One of the main draws of studying this subject at Merrist Wood College is that teaching is practically focussed, helping students to start a career in industry.
A key skill required by professional ecologists and conservationists is to be able to go into a new site, assess its importance for conservation and manage it sympathetically to enhance that value.
So, when residential property management company First Port gave the group the opportunity to visit and complete some wildlife surveys of its extensive grounds at Oak Hall Care Home, situated within the Wispers Park estate in Haslemere, the team jumped at the chance!
Tucked away in rural Surrey, Wispers Park contains a large estate of ancient woodland, grassland and ponds.

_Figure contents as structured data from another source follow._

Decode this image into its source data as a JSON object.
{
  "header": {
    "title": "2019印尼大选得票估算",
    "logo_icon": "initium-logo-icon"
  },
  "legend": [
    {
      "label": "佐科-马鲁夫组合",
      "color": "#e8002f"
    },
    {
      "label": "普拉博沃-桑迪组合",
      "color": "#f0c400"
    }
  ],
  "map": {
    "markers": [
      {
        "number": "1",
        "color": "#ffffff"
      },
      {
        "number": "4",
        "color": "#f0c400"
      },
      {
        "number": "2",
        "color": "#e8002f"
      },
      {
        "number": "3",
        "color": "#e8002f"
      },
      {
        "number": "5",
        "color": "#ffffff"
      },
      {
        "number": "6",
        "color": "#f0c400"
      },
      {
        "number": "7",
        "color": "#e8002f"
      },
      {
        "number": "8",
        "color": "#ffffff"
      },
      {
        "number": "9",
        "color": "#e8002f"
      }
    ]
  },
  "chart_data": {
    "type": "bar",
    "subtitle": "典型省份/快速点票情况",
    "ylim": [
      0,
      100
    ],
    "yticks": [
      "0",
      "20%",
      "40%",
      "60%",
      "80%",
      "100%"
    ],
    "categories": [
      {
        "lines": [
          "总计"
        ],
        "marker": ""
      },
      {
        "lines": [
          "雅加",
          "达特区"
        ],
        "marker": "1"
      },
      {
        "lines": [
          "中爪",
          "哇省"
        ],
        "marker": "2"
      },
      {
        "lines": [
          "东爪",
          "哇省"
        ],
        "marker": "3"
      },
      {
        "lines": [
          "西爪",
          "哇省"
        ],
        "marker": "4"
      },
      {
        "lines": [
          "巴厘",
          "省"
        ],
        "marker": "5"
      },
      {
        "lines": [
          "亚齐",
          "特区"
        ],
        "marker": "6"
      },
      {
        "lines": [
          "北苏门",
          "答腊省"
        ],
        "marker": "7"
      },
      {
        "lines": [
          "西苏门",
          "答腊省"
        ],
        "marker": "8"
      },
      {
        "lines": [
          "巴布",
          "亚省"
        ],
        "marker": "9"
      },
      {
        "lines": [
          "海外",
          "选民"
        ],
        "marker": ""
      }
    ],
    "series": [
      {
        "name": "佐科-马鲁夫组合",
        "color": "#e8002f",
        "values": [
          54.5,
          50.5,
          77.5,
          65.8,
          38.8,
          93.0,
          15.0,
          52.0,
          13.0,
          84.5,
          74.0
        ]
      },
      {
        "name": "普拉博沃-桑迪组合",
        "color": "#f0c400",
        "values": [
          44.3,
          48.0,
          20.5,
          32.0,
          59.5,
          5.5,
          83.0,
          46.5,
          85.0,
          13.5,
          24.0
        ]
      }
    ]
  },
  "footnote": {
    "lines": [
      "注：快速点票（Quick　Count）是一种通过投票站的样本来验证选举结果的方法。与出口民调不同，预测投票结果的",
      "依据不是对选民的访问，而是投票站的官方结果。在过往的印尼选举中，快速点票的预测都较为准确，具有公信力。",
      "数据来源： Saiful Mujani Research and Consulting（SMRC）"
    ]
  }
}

The students spent two days undertaking surveys using environmental DNA techniques (sampling for biological material) to test for presence of scarce amphibians, camera trapping (where they found badger, roe deer and muntjac) and Quadrat surveys for habitat identification.
The data collected will be used to complete habitat surveys and classification as well as site evaluation enabling the team to provide overall management and site improvement advice to the site managers.
Merrist Wood College Wildlife Conservation lecturer, Mark Stevenson, said: “This was a great way for students to get a taste of what it is like to work in consultancy, public body or charity that manages land for conservation.
The surveys produced some interesting results which show that the site is of significant value and the owners of the estate are keen to put the student’s recommendations into practice. We thank Wispers Park for the opportunity to provide such valuable work experience for our students.”